I finally got around to that, only to find that it was already enabled,
and apparently not doing anything. As I don't leave my systems on 24/7,
is it safe to assume that the timer isn't firing when the system is
booted up later, after the configured time for TRIM has passed?

If so, does anyone know how to configure a task like this to run when
scheduled, or alternatively when the system is next booted up in the
case that the event was missed?

I know CRON can't do this, and I assumed the point of using systemd
timers was that they could do this, but alas perhaps not. I assume there
must be a standard way to do this, because it seems like a rather big
omission, considering that other commercial operating systems Who Must
Not Be Named (TM) seem to have had this feature for a while.

Any ideas?

Hamish


Hamish, a couple of points:
1. man 5 crontab introduces some special "times" for action, including  @reboot, "run once after reboot" 2. On my mageia system, anacron is triggered hourly to sweep up any missed triggers. It usually exits with no jobs run.

Best wishes, Graeme

Hi Graeme,

anacron seems to be set up the same way on my Linux Mint 20.3 system - useful to know.

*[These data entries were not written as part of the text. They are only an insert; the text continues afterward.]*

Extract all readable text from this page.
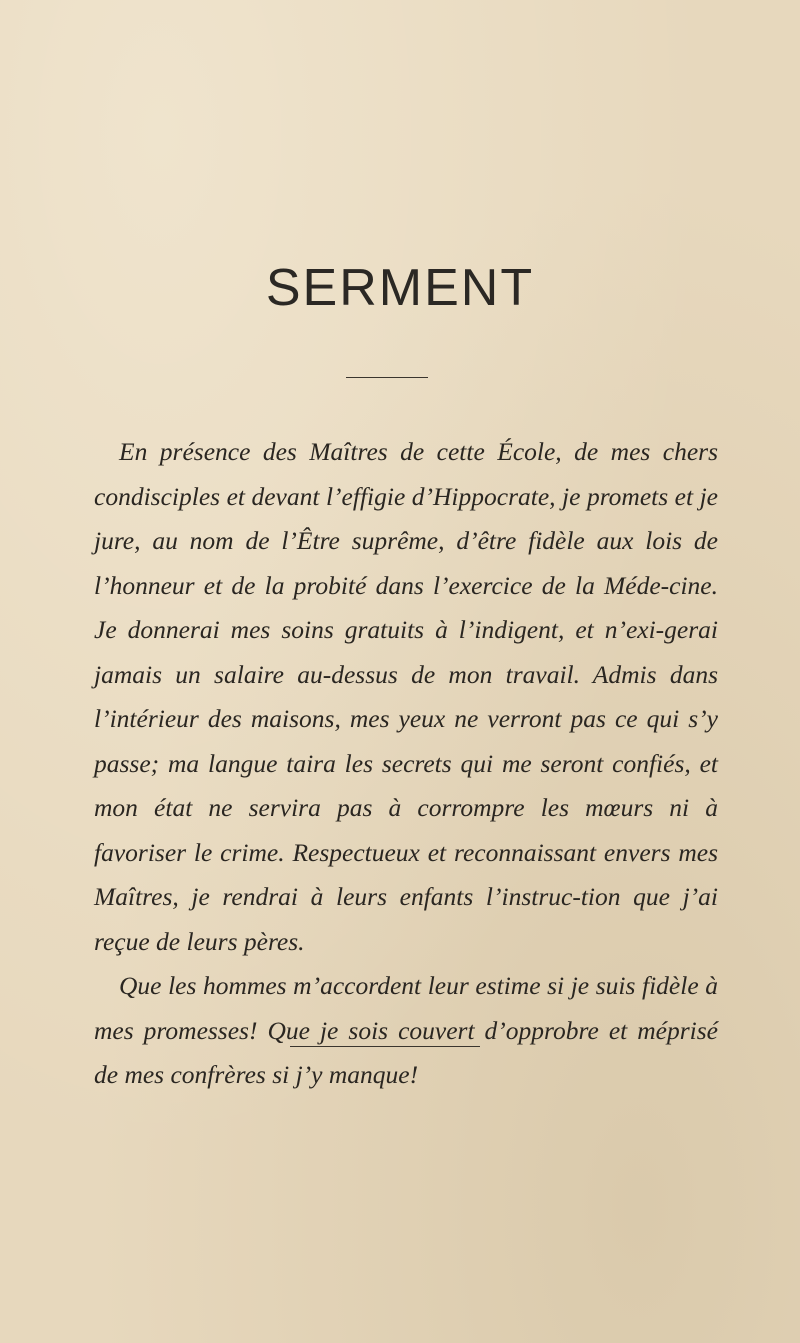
SERMENT

En présence des Maîtres de cette École, de mes chers condisciples et devant l’effigie d’Hippocrate, je promets et je jure, au nom de l’Être suprême, d’être fidèle aux lois de l’honneur et de la probité dans l’exercice de la Méde-cine. Je donnerai mes soins gratuits à l’indigent, et n’exi-gerai jamais un salaire au-dessus de mon travail. Admis dans l’intérieur des maisons, mes yeux ne verront pas ce qui s’y passe; ma langue taira les secrets qui me seront confiés, et mon état ne servira pas à corrompre les mœurs ni à favoriser le crime. Respectueux et reconnaissant envers mes Maîtres, je rendrai à leurs enfants l’instruc-tion que j’ai reçue de leurs pères.

Que les hommes m’accordent leur estime si je suis fidèle à mes promesses! Que je sois couvert d’opprobre et méprisé de mes confrères si j’y manque!
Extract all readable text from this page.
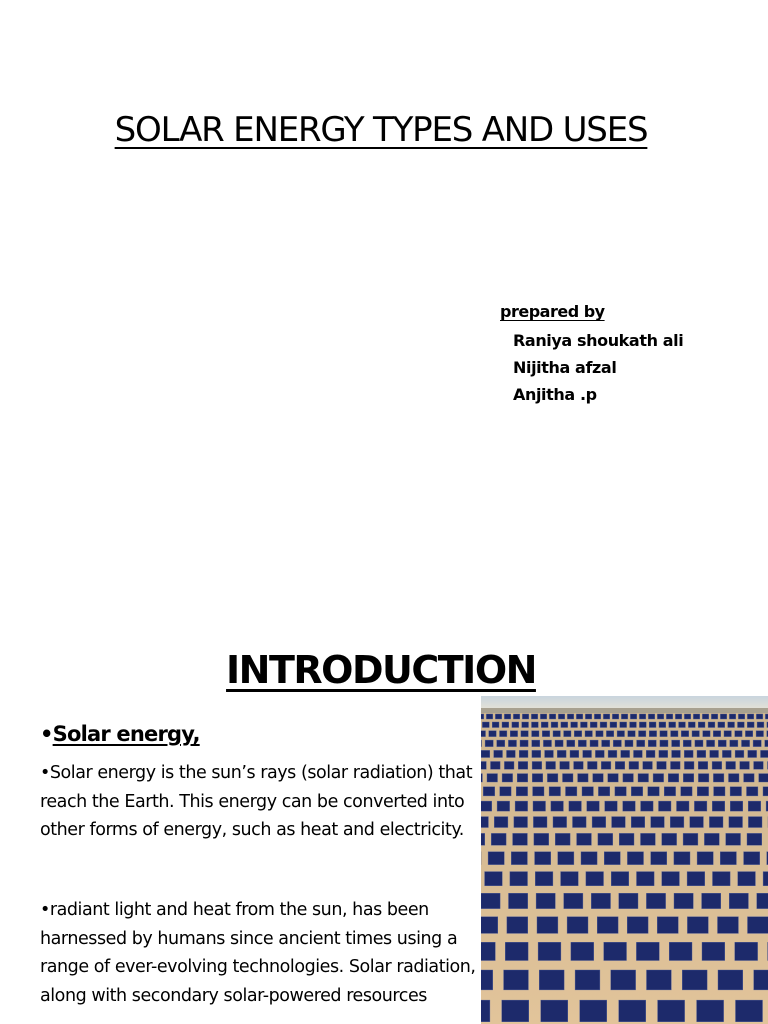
SOLAR ENERGY TYPES AND USES
prepared by
Raniya shoukath ali
Nijitha afzal
Anjitha .p
INTRODUCTION
•Solar energy,

•Solar energy is the sun’s rays (solar radiation) that reach the Earth. This energy can be converted into other forms of energy, such as heat and electricity.

•radiant light and heat from the sun, has been harnessed by humans since ancient times using a range of ever-evolving technologies. Solar radiation, along with secondary solar-powered resources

Essentially I thought the distro maintainers had forgotten about TRIM needed to be run even if the system isn't on all the time (eg like for most users) but I was mistaken, and didn't realise I could just check with journalctl (as I use systemd).

I thought something was up with TRIM due to my slow transfer speeds, but I was wrong and it was about my disk encryption as I posted about yesterday.